OBJECTIVE: Autosomal recessive polycystic kidney disease (ARPKD) occurs in 1 in 20 000 live births. A mortality rate of 30-40% is reported, generally relating to pulmonary hypoplasia, and 60% require renal replacement therapy (RRT) by 10 years. In the neonatal period, the large kidneys can cause significant mass effect, with the need for prolonged respiratory support and difficulty in establishing feeds. Early postnatal peritoneal dialysis (PD) is required in up to 25%, and dialysis efficiency can similarly be compromised. In these situations, unilateral or bilateral nephrectomy may be recommended. All previous reports of nephrectomy in ARPKD have described an open approach, generally via a transperitoneal route, with the risk of compromising future PD. Here, we demonstrate laparoscopic-assisted retroperitoneal nephrectomy (LARN), which has been used successfully in two patients. PATIENTS AND RESULTS: Case 1: a 37/40, 3.2 kg female infant. She was extubated to CPAP d6 and commenced haemodialysis d7. Left LARN was performed d34 and CPAP was discontinued within 48 h. Right LARN was performed d49 as it was felt PD still would not be possible and PD was then successfully commenced d62. She unfortunately died aged 11/12. Case 2: a term 3.5 kg male infant. He was ventilator-dependent and required PD catheter insertion on d1. PD was discontinued for leakage d7, and haemodialysis commenced. Left LARN was performed d18. He remained ventilator-dependent and given this, and the PD leakage, right LARN was performed d20. He was extubated 48 h later, and PD successfully reintroduced after 1 week. He is currently aged 4/12. CONCLUSION: LARN is achievable in ARPKD. Although unilateral LARN may be sufficient, in these cases bilateral LARN was required. Relief of the mass effect allowed respiratory support to be discontinued and peritoneal dialysis to be established in both children.

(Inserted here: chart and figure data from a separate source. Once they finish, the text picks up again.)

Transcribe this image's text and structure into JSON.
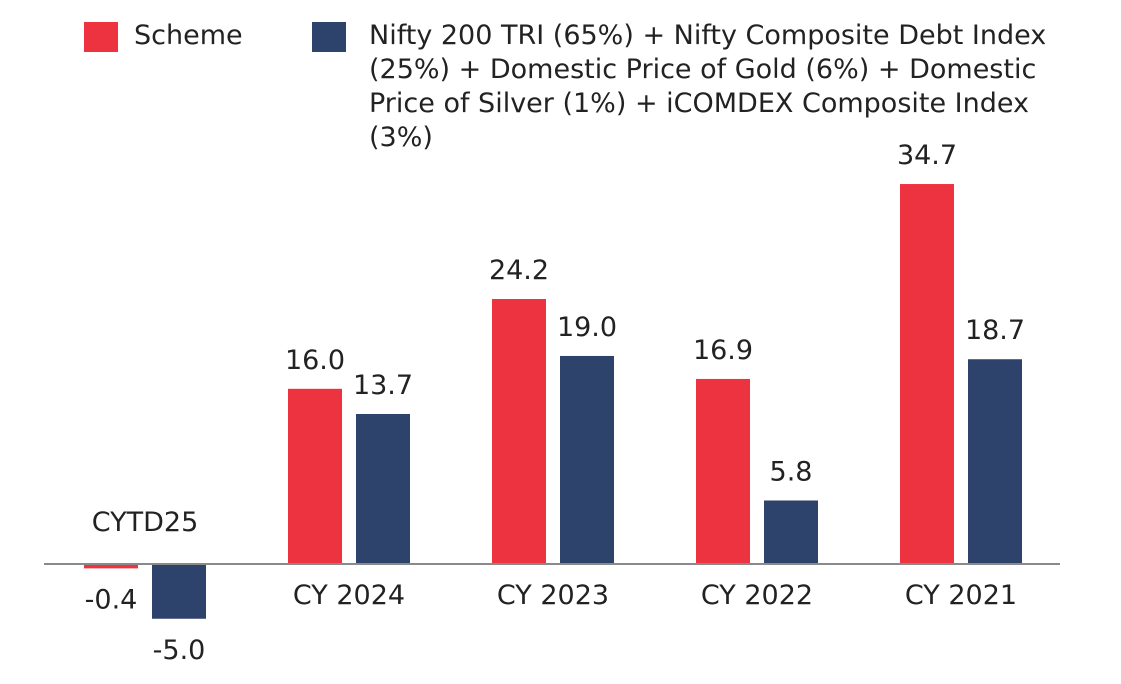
{
  "chart_data": {
    "type": "bar",
    "categories": [
      "CYTD25",
      "CY 2024",
      "CY 2023",
      "CY 2022",
      "CY 2021"
    ],
    "series": [
      {
        "name": "Scheme",
        "color": "#ee3340",
        "values": [
          -0.4,
          16.0,
          24.2,
          16.9,
          34.7
        ],
        "labels": [
          "-0.4",
          "16.0",
          "24.2",
          "16.9",
          "34.7"
        ]
      },
      {
        "name": "Nifty 200 TRI (65%) + Nifty Composite Debt Index (25%) + Domestic Price of Gold (6%) + Domestic Price of Silver (1%) + iCOMDEX Composite Index (3%)",
        "color": "#2e436b",
        "values": [
          -5.0,
          13.7,
          19.0,
          5.8,
          18.7
        ],
        "labels": [
          "-5.0",
          "13.7",
          "19.0",
          "5.8",
          "18.7"
        ]
      }
    ],
    "title": "",
    "xlabel": "",
    "ylabel": "",
    "ylim": [
      -6,
      36
    ],
    "grid": false,
    "legend": "top"
  }
}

Combined liver and kidney transplantation and kidney after liver transplantation in children: Indication, postoperative outcome, and long-term results.

CLKT and sequential KALT are decided on a case-by-case basis in children for special indications such as ARPKD or PH1. We report on 21 children who underwent CLKT or KALT at our hospital between 1998 and 2013. Eleven children were diagnosed with PH1 and six with ARPKD. Other diagnosis were Joubert syndrome (n = 1), nephronophthisis (n = 1), CF (n = 1), and hepatocellular carcinoma (n = 1). Children (12 males, nine females) were aged 7.8 ± 6.2 yr (range, 10 months to 18 yr) at time of transplantation. Average wait time was 1.9 ± 0.9 yr (range, four months to 2.3 yr). Fifteen patients received dialysis prior to transplantation. In PH1 patients, four children received CLKT, five received KALT, and two infants have received only an LTx, whereas all six patients with ARPKD received CLKT. In patients with other indications, CLKT was performed in three cases and KALT in one girl. Cumulative 10-yr survival of all 21 patients was 78.4%. At the time of transfer into adult care, 13 patients retained stable liver and kidney function. Regardless the underlying diagnosis, CLKT and KALT can be performed in children with good surgical outcomes and long-term survival.